Summary: Christ, as seen through the eyes of John. Bible scholars have long viewed his narrative as the most theological of the four narratives. Calvin wrote: "The first three exhibit His body...but John shows His soul."

Sermon Preached at Grace Community Church (EPC)

Sun City Grand, Surprise, AZ

Sunday, October 6, 2013

by the Reverend Cooper McWhirter

IN CHRIST ALONE: “In the Beginning…” [Part One]

John 1:1-5; 10-14

The gospel of John is distinctly different from that of the Synoptic Gospels; the word “synoptic” meaning: “To see with the same eye”. And that’s because Matthew’s narrative was written by a Jew, for the Jew, about the Jewish Messiah. John Mark, written in a staccato-like fashion, directed his message to those of a Roman mindset. Then, too, the Greek physician, Luke, writing in a linguistic style, appealed to people of Greek origin. And although there were chronological differences; all three narratives shared many of Jesus’ miracles, in addition to His sermons, teachings, and parables.

John, however, spoke explicitly about Jesus being the Christ, the Son of the living God! And rather than focusing on a specific ethnic group, John’s audience was for all mankind [verses 12-14, 18; cf. 20:31].
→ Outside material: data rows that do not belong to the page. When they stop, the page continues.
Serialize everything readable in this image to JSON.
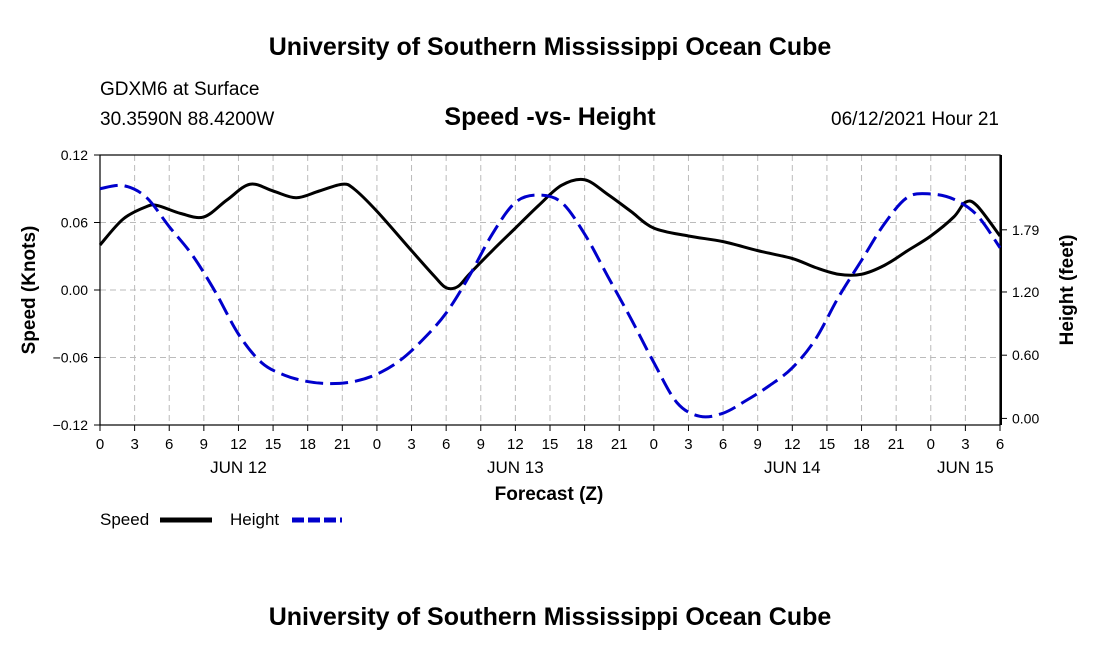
{
  "header": {
    "title_top": "University of Southern Mississippi Ocean Cube",
    "station": "GDXM6 at Surface",
    "coords": "30.3590N  88.4200W",
    "plot_title": "Speed -vs- Height",
    "datetime": "06/12/2021 Hour 21",
    "title_bottom": "University of Southern Mississippi Ocean Cube"
  },
  "legend": {
    "speed_label": "Speed",
    "height_label": "Height"
  },
  "colors": {
    "speed": "#000000",
    "height": "#0000cc",
    "grid": "#bbbbbb"
  },
  "chart_data": {
    "type": "line",
    "title": "Speed -vs- Height",
    "xlabel": "Forecast (Z)",
    "ylabel_left": "Speed (Knots)",
    "ylabel_right": "Height (feet)",
    "x_hours_range": [
      0,
      78
    ],
    "x_ticks": [
      0,
      3,
      6,
      9,
      12,
      15,
      18,
      21,
      24,
      27,
      30,
      33,
      36,
      39,
      42,
      45,
      48,
      51,
      54,
      57,
      60,
      63,
      66,
      69,
      72,
      75,
      78
    ],
    "x_tick_labels": [
      "0",
      "3",
      "6",
      "9",
      "12",
      "15",
      "18",
      "21",
      "0",
      "3",
      "6",
      "9",
      "12",
      "15",
      "18",
      "21",
      "0",
      "3",
      "6",
      "9",
      "12",
      "15",
      "18",
      "21",
      "0",
      "3",
      "6"
    ],
    "date_labels": [
      {
        "label": "JUN 12",
        "hour": 12
      },
      {
        "label": "JUN 13",
        "hour": 36
      },
      {
        "label": "JUN 14",
        "hour": 60
      },
      {
        "label": "JUN 15",
        "hour": 75
      }
    ],
    "ylim_left": [
      -0.12,
      0.12
    ],
    "y_ticks_left": [
      -0.12,
      -0.06,
      0.0,
      0.06,
      0.12
    ],
    "y_tick_labels_left": [
      "−0.12",
      "−0.06",
      "0.00",
      "0.06",
      "0.12"
    ],
    "ylim_right": [
      -0.0625,
      2.5
    ],
    "y_ticks_right": [
      0.0,
      0.6,
      1.2,
      1.79
    ],
    "y_tick_labels_right": [
      "0.00",
      "0.60",
      "1.20",
      "1.79"
    ],
    "grid": true,
    "series": [
      {
        "name": "Speed",
        "axis": "left",
        "style": "solid",
        "x": [
          0,
          2,
          4,
          5,
          7,
          9,
          11,
          13,
          15,
          17,
          19,
          21,
          22,
          24,
          27,
          29,
          30,
          31,
          32,
          34,
          36,
          38,
          40,
          42,
          44,
          46,
          48,
          51,
          54,
          57,
          60,
          62,
          64,
          66,
          68,
          70,
          72,
          74,
          75,
          76,
          78
        ],
        "values": [
          0.04,
          0.063,
          0.074,
          0.075,
          0.068,
          0.065,
          0.08,
          0.094,
          0.088,
          0.082,
          0.088,
          0.094,
          0.09,
          0.07,
          0.035,
          0.012,
          0.002,
          0.003,
          0.014,
          0.035,
          0.055,
          0.075,
          0.093,
          0.098,
          0.085,
          0.07,
          0.055,
          0.048,
          0.043,
          0.035,
          0.028,
          0.02,
          0.014,
          0.014,
          0.022,
          0.035,
          0.048,
          0.065,
          0.078,
          0.075,
          0.048
        ]
      },
      {
        "name": "Height",
        "axis": "right",
        "style": "dashed",
        "x": [
          0,
          2,
          4,
          6,
          8,
          10,
          12,
          14,
          16,
          18,
          20,
          22,
          24,
          26,
          28,
          30,
          32,
          34,
          36,
          38,
          40,
          42,
          44,
          46,
          48,
          50,
          52,
          54,
          56,
          58,
          60,
          62,
          64,
          66,
          68,
          70,
          72,
          74,
          76,
          78
        ],
        "values": [
          2.18,
          2.21,
          2.1,
          1.82,
          1.55,
          1.2,
          0.8,
          0.53,
          0.41,
          0.35,
          0.33,
          0.35,
          0.42,
          0.55,
          0.75,
          1.0,
          1.35,
          1.75,
          2.05,
          2.12,
          2.05,
          1.75,
          1.35,
          0.95,
          0.53,
          0.15,
          0.02,
          0.05,
          0.17,
          0.31,
          0.48,
          0.75,
          1.15,
          1.5,
          1.85,
          2.1,
          2.13,
          2.08,
          1.93,
          1.62
        ]
      }
    ]
  }
}
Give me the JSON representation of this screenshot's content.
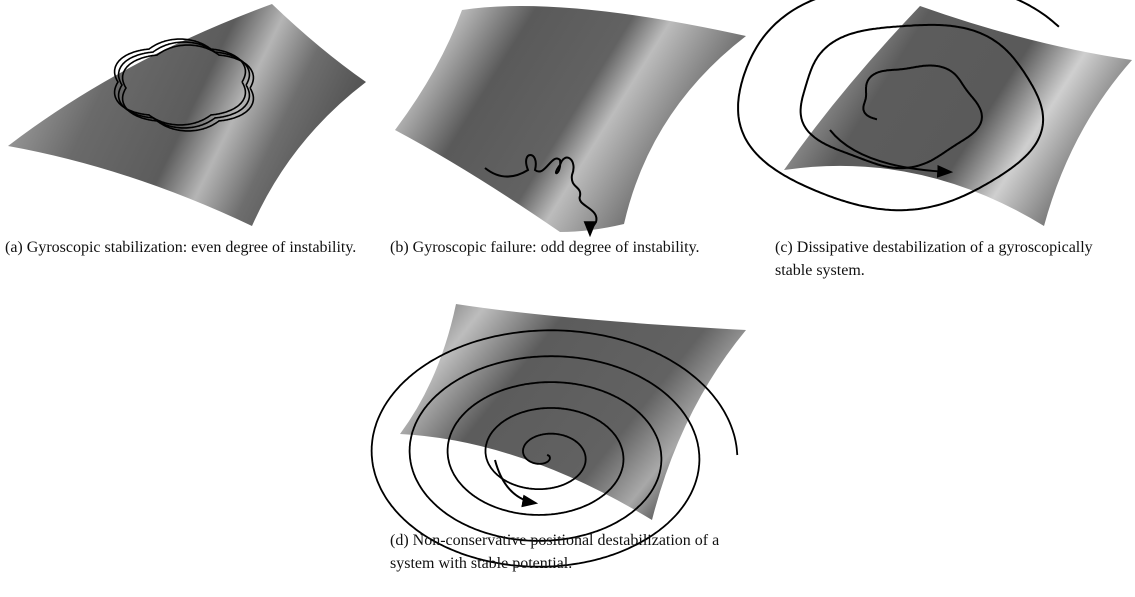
{
  "figures": [
    {
      "caption": "(a) Gyroscopic stabilization: even degree of instability."
    },
    {
      "caption": "(b) Gyroscopic failure: odd degree of instability."
    },
    {
      "caption": "(c) Dissipative destabilization of a gyroscopically stable system."
    },
    {
      "caption": "(d) Non-conservative positional destabilization of a system with stable potential."
    }
  ]
}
The Gospel of John has long been regarded by Bible scholars as the most theological of these four narratives. John Calvin, the esteemed Protestant Reformer, put it this way: “The first three (Matthew, Mark and Luke) exhibit [Christ’s] body…but John shows His soul.”

John’s Gospel records Jesus’ ‘self-revelation’; namely that He IS the Christ! His narrative can be divided into two main sections which are sometimes called the ‘Book of Signs’ (chapters 1–12), in which Christ points to His own identity; and the ‘Book of Glory’ (chapters 13–21), in which Christ reveals His fellowship with the Father and the Holy Spirit.

Following his prologue, the remainder of John’s account develops the theme as to how the eternal “Word” of God became flesh and ministered to mankind; so that people of every age who place their faith in Him could be saved. And although John’s prologue was written simplistically, the truths he conveys are some of the most profound in all of Scripture…yes, simple; yet so profound!

So let’s begin by beginning…IN THE BEGINNING (repeat)

I still remember, as if it were only yesterday; a Friday afternoon in March of 1972 when I accepted Jesus Christ as my Lord and Savior. Although I had gone to church all of my life, I never knew that a person must turn his/her life over to Christ in order to secure eternal life!

I didn’t know it at the time but for nearly two years, missionaries at the Stonecroft headquarters in Kansas City, MO, had been praying for my salvation. And had I known, I probably would have resented it! But over time my heart softened. But it wasn’t the Word of God that initially drew me to Christ. Instead, it was the radiant countenance shown by these missionaries that convinced me that my life was a sham!

Like every neophyte, I soon immersed myself in the Scriptures, but where should I begin? My spiritual mentor, Mary Mahaffey, in her distinctive Georgia accent, said: “Cooper, why not begin…in the beginning?” Mary recommended that I start in chapter one in the Book of Genesis alongside these opening verses in John’s Gospel. And so I did; and so must we all!

And this is precisely where John begins where he says: “In the beginning …” which, of course parallels Genesis chapter one, verse one, where God echoed these words to His servant Moses. John deliberately used this phrase to correlate the beginning of time, space and the material universe.

“In the beginning…was”. The verb was accentuates the eternal pre-existence of…the Word! It verifies the fact that before the universe began, the Second Person of the Trinity had always existed! Put simply, Christ was not made! And the Word spoke and the works of creation took on form and substance!

In Greek philosophy the word logos signified the realm of: “divine reason,” “mind,” “thought,” and “wisdom”. But to the Greeks, the word logos was essentially impersonal. So, by drawing from the writings of the Old Testament, John enhanced and beautified this word to mean something much more edifying and far more personal. For example, in Genesis 1:3 God spoke… and once He did so, He brought the world into existence [Psalms 33:6; 107:20; Proverbs 8:27]. The Latin phrase, “creatio ex nihilo” literally means “from out of nothing… something”! And John tells us as much where in verse 3 he writes: “All things came into being through Him, and apart from Him nothing came into being that has come into being.” Therefore, every living creature whether in heaven above, or the earth below, or under the earth, is accountable to God!

And we’re told that the Word was with God. In other words, from the beginning the Word, symbolizing Christ, WAS, IS, and shall always be in intimate fellowship with the Father. And John tells us that the Word was God! That is to say, the pre-incarnate Christ possessed all of the divine attributes ascribed to the heavenly Father. Furthermore, all three Persons of the Godhead (the Father, Son, and Holy Spirit) were directly involved in the creation of the universe and everything in it [Colossians 1:16, 17; Hebrews 1:2].